I have a box of treasures that I keep hidden under my bed. The other day I pulled out this box and remembered a childhood I had left behind long, long ago. In this box I found an essay I had written when I was ten years old. The topic of the essay was 'How I want the world to be' and my English teacher had given me three stars and an 'Excellent' for it. Now, close to two decades later, I can't even remember a time when life was so simple and desires so innocent. Yes, I have grown up but have I lost some piece of my self along the way? Am I jaded? Is there a way back to the ecstasy of childhood abandon? Here's the essay exactly the way it was written all those years ago:

The world I would love will have to be full of peace and love. People should live and let live, and never discriminate between themselves. This would be the ideal world for me. There should be no wars and people should be able to tolerate each other. There should be religious tolerance and no fights over land. The wold should be such that policemen, lawyers and judges should all be out of work! All of us should be understanding and not cheat each other. But apart from all these, there could be a few more changes in the world.

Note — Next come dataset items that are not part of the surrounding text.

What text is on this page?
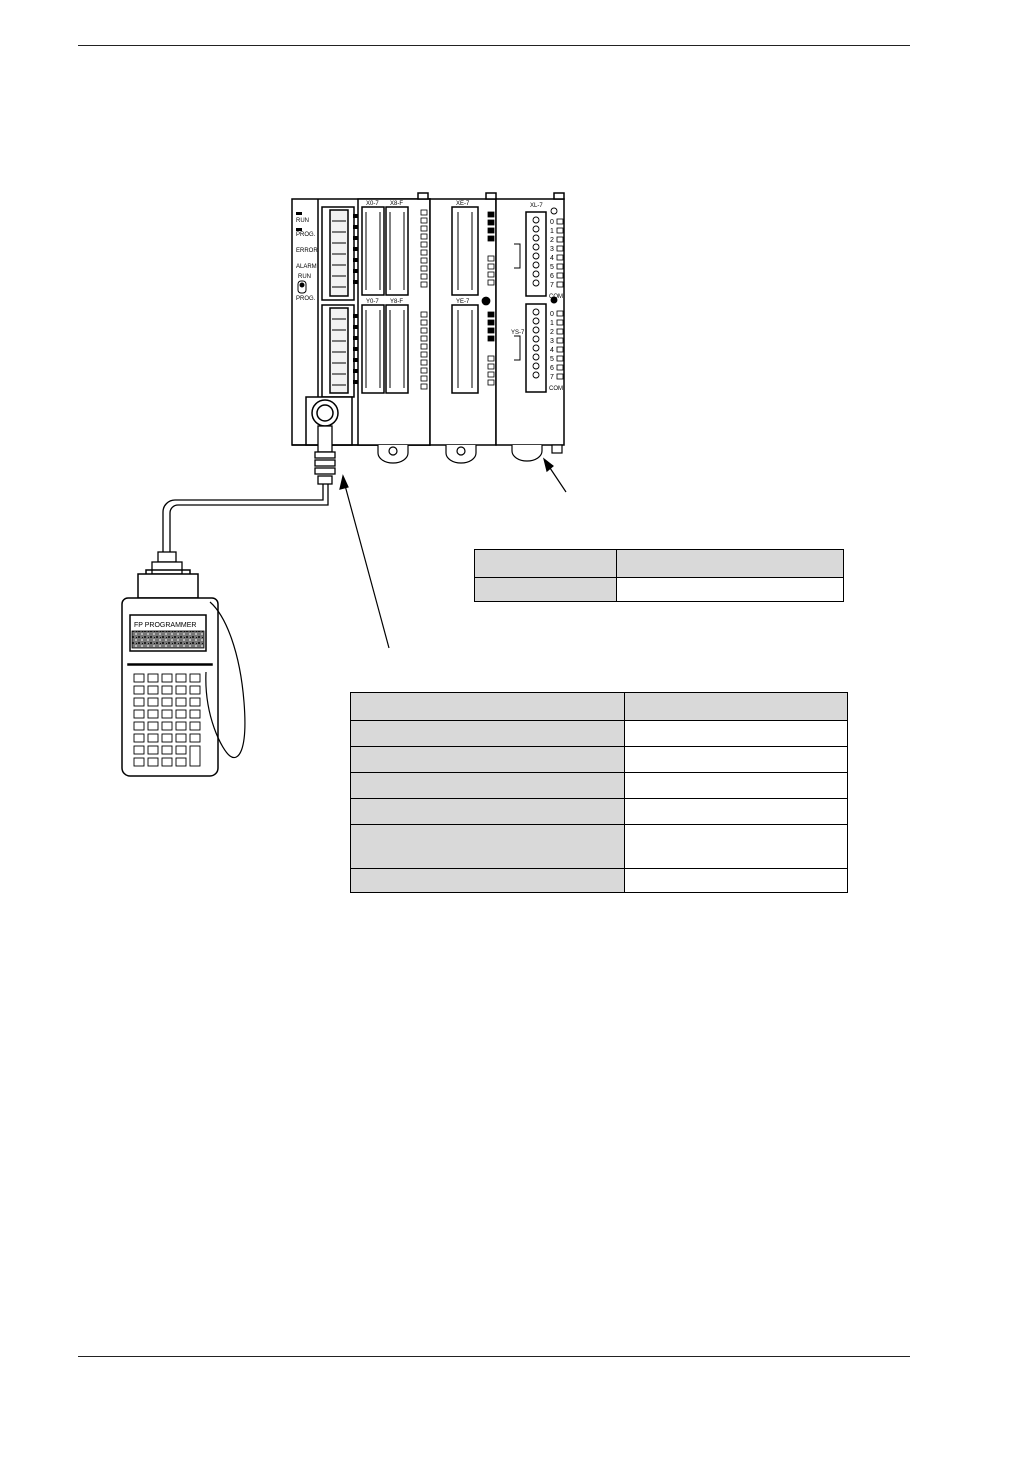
RUN
PROG.
ERROR
ALARM
RUN
PROG.
X0-7 X8-F
Y0-7 Y8-F
XE-7
YE-7
0
1
2
3
4
5
6
7
0
1
2
3
4
5
6
7
XL-7
YS-7
COM
COM
FP PROGRAMMER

As a child I would love for the clouds of the world to be made of candy floss; the sea should be made of Pepsi; the barks of the tree should be made of rich, dark chocolate and the leaves of these trees should be made of candy. I would also want there to be a lot of trees around everywhere so that I can climb on them and play.I want the world to be full of fun and humor. the words hate, way, discrimination and killing should be erased from the memory and minds of people. They should even disappear from the dictionary.

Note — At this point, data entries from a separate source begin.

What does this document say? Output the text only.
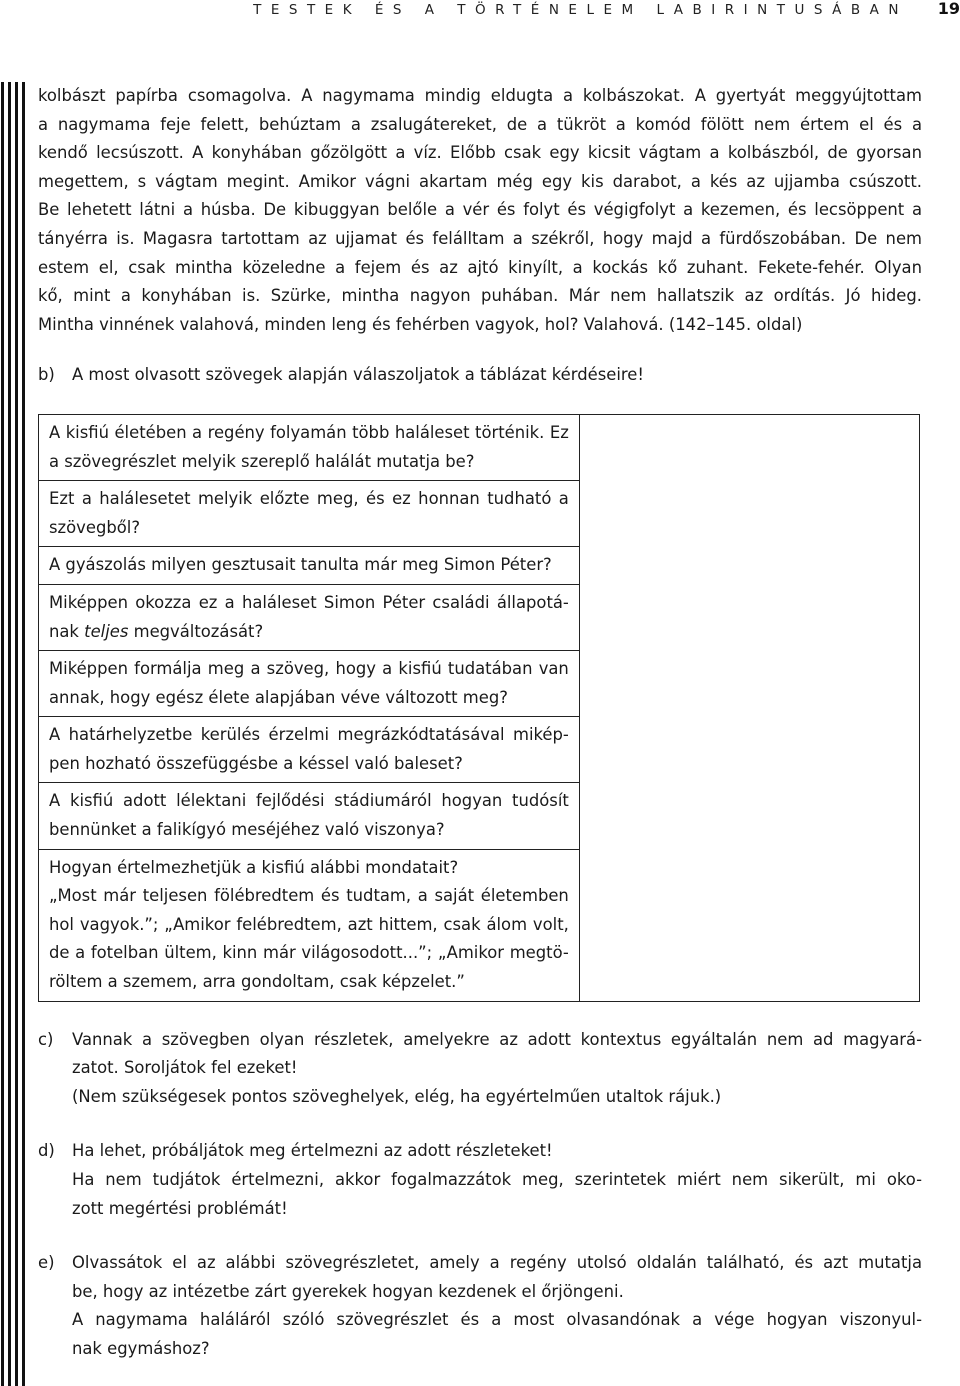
TESTEK ÉS A TÖRTÉNELEM LABIRINTUSÁBAN 19
kolbászt papírba csomagolva. A nagymama mindig eldugta a kolbászokat. A gyertyát meggyújtottam
a nagymama feje felett, behúztam a zsalugátereket, de a tükröt a komód fölött nem értem el és a
kendő lecsúszott. A konyhában gőzölgött a víz. Előbb csak egy kicsit vágtam a kolbászból, de gyorsan
megettem, s vágtam megint. Amikor vágni akartam még egy kis darabot, a kés az ujjamba csúszott.
Be lehetett látni a húsba. De kibuggyan belőle a vér és folyt és végigfolyt a kezemen, és lecsöppent a
tányérra is. Magasra tartottam az ujjamat és felálltam a székről, hogy majd a fürdőszobában. De nem
estem el, csak mintha közeledne a fejem és az ajtó kinyílt, a kockás kő zuhant. Fekete-fehér. Olyan
kő, mint a konyhában is. Szürke, mintha nagyon puhában. Már nem hallatszik az ordítás. Jó hideg.
Mintha vinnének valahová, minden leng és fehérben vagyok, hol? Valahová. (142–145. oldal)
b) A most olvasott szövegek alapján válaszoljatok a táblázat kérdéseire!
A kisfiú életében a regény folyamán több haláleset történik. Ez
a szövegrészlet melyik szereplő halálát mutatja be?

Ezt a halálesetet melyik előzte meg, és ez honnan tudható a
szövegből?

A gyászolás milyen gesztusait tanulta már meg Simon Péter?

Miképpen okozza ez a haláleset Simon Péter családi állapotá-
nak teljes megváltozását?

Miképpen formálja meg a szöveg, hogy a kisfiú tudatában van
annak, hogy egész élete alapjában véve változott meg?

A határhelyzetbe kerülés érzelmi megrázkódtatásával mikép-
pen hozható összefüggésbe a késsel való baleset?

A kisfiú adott lélektani fejlődési stádiumáról hogyan tudósít
bennünket a falikígyó meséjéhez való viszonya?

Hogyan értelmezhetjük a kisfiú alábbi mondatait?
„Most már teljesen fölébredtem és tudtam, a saját életemben
hol vagyok.”; „Amikor felébredtem, azt hittem, csak álom volt,
de a fotelban ültem, kinn már világosodott...”; „Amikor megtö-
röltem a szemem, arra gondoltam, csak képzelet.”
c) Vannak a szövegben olyan részletek, amelyekre az adott kontextus egyáltalán nem ad magyará-
zatot. Soroljátok fel ezeket!
(Nem szükségesek pontos szöveghelyek, elég, ha egyértelműen utaltok rájuk.)
d) Ha lehet, próbáljátok meg értelmezni az adott részleteket!
Ha nem tudjátok értelmezni, akkor fogalmazzátok meg, szerintetek miért nem sikerült, mi oko-
zott megértési problémát!
e) Olvassátok el az alábbi szövegrészletet, amely a regény utolsó oldalán található, és azt mutatja
be, hogy az intézetbe zárt gyerekek hogyan kezdenek el őrjöngeni.
A nagymama haláláról szóló szövegrészlet és a most olvasandónak a vége hogyan viszonyul-
nak egymáshoz?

Then the world would be full of love and harmony. Instead of horrible words like hate etc., love, peace, caring, understanding and harmony should be put into the minds of people. This is my dream of how I want the world to be and I hope that someday, if not all of it, at least half my dream should come true.

That was the essay - a child's dream for the future. Nope, none of that has come true. The adult in me had replaced the child's innocent fantasy. What's worse is that the rate at which our world is progressing, I'm fairly certain these will just remain unfulfilled dreams. But the clouds of candy floss, ocean of Pepsi and trees of candy and chocolate... hmmm, I think I'll hold on to that dream!